Minat Indonesia memasuki BRICS belum pas momentumnya. Walau motonya memperbaiki tata kelola perekonomian, warna politiknya tidak bisa ditepis.
Oleh
Redaksi
·2 menit baca
Dari sisi politik memasuki BRICS melekat dengan nuansa blok China-Rusia, yang sedang berseteru dengan AS. Perseteruan geopolitik merupakan hal lazim dan selalu ada di dunia dengan pelaku yang silih berganti. Hanya saja perseteruan mencuatkan kemanusiaan terkait invasi Rusia ke Ukraina.
Menjadi anggota BRICS bisa juga melekat dengan nuansa menuruti China. ASEAN beranggotakan beberapa negara yang bersengketa dengan China soal Laut China Selatan. Mustahil rasanya mengabaikan solidaritas ASEAN apalagi Filipina sedang menghadapi tekanan China di lautan tersebut.
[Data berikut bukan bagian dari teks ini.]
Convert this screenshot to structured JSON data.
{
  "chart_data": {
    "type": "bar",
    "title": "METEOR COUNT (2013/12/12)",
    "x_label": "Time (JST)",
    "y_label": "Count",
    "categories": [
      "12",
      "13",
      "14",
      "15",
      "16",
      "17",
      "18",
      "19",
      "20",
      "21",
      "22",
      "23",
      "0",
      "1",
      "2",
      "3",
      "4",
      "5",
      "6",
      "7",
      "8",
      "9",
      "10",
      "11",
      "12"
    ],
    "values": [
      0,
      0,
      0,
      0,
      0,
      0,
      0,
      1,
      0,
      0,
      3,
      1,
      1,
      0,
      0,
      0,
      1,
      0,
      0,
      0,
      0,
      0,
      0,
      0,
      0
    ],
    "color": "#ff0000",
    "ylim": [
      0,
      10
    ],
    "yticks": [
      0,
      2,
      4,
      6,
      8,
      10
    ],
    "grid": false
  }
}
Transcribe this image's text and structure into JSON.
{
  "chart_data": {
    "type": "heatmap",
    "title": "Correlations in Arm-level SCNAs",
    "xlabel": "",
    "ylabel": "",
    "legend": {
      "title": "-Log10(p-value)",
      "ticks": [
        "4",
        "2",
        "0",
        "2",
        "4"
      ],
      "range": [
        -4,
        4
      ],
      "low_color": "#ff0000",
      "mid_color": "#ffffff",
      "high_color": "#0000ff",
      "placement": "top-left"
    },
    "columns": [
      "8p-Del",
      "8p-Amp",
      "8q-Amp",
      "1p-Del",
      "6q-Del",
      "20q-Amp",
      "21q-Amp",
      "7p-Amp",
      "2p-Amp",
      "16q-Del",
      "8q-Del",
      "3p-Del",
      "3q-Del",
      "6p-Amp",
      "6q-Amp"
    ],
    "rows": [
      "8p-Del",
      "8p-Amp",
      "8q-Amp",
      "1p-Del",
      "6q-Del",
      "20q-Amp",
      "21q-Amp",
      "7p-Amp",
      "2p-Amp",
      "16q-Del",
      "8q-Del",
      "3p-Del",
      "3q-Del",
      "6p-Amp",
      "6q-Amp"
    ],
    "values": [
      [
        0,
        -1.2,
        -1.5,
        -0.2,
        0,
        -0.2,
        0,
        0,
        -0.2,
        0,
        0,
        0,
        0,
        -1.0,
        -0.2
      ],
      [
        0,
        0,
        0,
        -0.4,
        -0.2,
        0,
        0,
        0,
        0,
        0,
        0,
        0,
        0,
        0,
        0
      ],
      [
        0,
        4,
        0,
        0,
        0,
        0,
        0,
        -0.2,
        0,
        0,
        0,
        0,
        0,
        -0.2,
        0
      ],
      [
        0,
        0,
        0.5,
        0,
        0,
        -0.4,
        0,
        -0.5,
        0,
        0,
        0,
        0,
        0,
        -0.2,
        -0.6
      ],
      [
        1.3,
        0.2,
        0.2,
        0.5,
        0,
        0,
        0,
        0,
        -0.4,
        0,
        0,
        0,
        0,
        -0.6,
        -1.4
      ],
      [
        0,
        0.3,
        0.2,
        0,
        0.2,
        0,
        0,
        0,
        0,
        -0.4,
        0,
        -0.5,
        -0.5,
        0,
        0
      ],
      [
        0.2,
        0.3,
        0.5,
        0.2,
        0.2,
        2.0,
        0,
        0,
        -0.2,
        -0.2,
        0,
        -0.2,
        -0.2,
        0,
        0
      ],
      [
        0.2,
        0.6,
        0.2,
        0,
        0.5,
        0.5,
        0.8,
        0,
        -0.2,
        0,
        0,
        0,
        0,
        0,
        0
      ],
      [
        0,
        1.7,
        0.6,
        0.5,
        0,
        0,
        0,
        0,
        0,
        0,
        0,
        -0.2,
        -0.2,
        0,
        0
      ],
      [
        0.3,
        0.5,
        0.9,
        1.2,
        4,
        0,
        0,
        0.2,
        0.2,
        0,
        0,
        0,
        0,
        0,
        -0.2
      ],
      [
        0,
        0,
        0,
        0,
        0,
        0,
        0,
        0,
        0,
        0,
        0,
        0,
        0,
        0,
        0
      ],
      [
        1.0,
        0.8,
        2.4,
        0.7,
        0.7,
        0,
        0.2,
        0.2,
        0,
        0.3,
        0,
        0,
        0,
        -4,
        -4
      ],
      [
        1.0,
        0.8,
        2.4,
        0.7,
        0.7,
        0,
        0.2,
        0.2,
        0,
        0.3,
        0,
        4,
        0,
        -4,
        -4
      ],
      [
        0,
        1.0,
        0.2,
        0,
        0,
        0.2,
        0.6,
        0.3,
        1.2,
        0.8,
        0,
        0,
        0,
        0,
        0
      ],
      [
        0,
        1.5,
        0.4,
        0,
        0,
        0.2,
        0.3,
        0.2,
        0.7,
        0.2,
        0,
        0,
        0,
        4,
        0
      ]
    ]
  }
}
Itu semua bersinggungan dengan satu pilar BRICS, kerja sama politik dan keamanan tetapi nuansa antagonismenya sedang mencuat. Dengan tidak menjadi anggota BRICS, mungkin ada yang luput dari dua pilar lainnya; kerja sama keuangan dan ekonomi, kerja sama budaya dan relasi warga.
Tanpa menjadi anggota BRICS, dua pilar ini relatif tidak terganggu. Hubungan Indonesia dengan semua anggota BRICS baik-baik saja, kata ekonom Yose Rizal Damuri. Dalam kerja sama ekonomi, ada istilah open regionalism, merujuk pada blok terbuka dan memberi kesempatan setara pada non-anggota asalkan ada asas resiprokal.
BRICS itu terbuka dan inklusif serta memiliki semangat Konferensi Asia Afrika. Rasanya Indonesia tidak akan kesulitan meraih akses ke BRICS, kini beranggotakan Brazil, Rusia, India, China, Afrika selatan, Etiopia, Mesir, Argentina, Arab Saudi, Uni Emirat Arab, dan Iran.
Hal lain yang menjadi pemikiran mengapa tidak masuk, BRICS itu belum jelas juntrungannya, seperti dikatakan ekonom A Prasetyantoko. BRICS terkesan menjadi blok yang lari dari kitah awal. Maka tidak heran jika Presiden Jokowi menyebutkan bahwa Indonesia masih harus mengkaji keanggotaan dan belum mengajukan minat memasuki BRICS.
Ke depan, BRICS memang akan berkembang menjadi blok ekonomi besar. “Setelah terbebas dari perdagangan yang hanya berbasis komoditas ekstraktif dan tekanan Barat; Asia, Amerika Latin, dan Afrika kemungkinan besar meraih kekayaan dan kekuatan. Negara-negara besar dengan populasi pekerja keras seperti Tiongkok, India, dan indonesia tidak dapat dipungkiri memiliki keunggulan komparatif di era globalisasi,” demikian The Washington Post, 25 Agustus, yang turut menyebut Indonesia.
Untuk sekarang ini, potensi itu masih dalam jangkauan Indonesia. Memasuki BRICS kelak, tampaknya tidak akan menyulitkan jika momentumnya pas.
Memang akan ada kesan moral hazard, masuk BRICS di saat kalkulasi keuntungan sudah jelas dan tidak berjuang bersama dari awal seperti semangat KAA di Bandung. Indonesia juga disebut paling layak menjadi anggota BRICS. Hanya saja kesan ini bisa ditepis dengan argumentasi; ada asas sensitifitas kemanusiaan terkait Ukraina dan solidaritas ASEAN.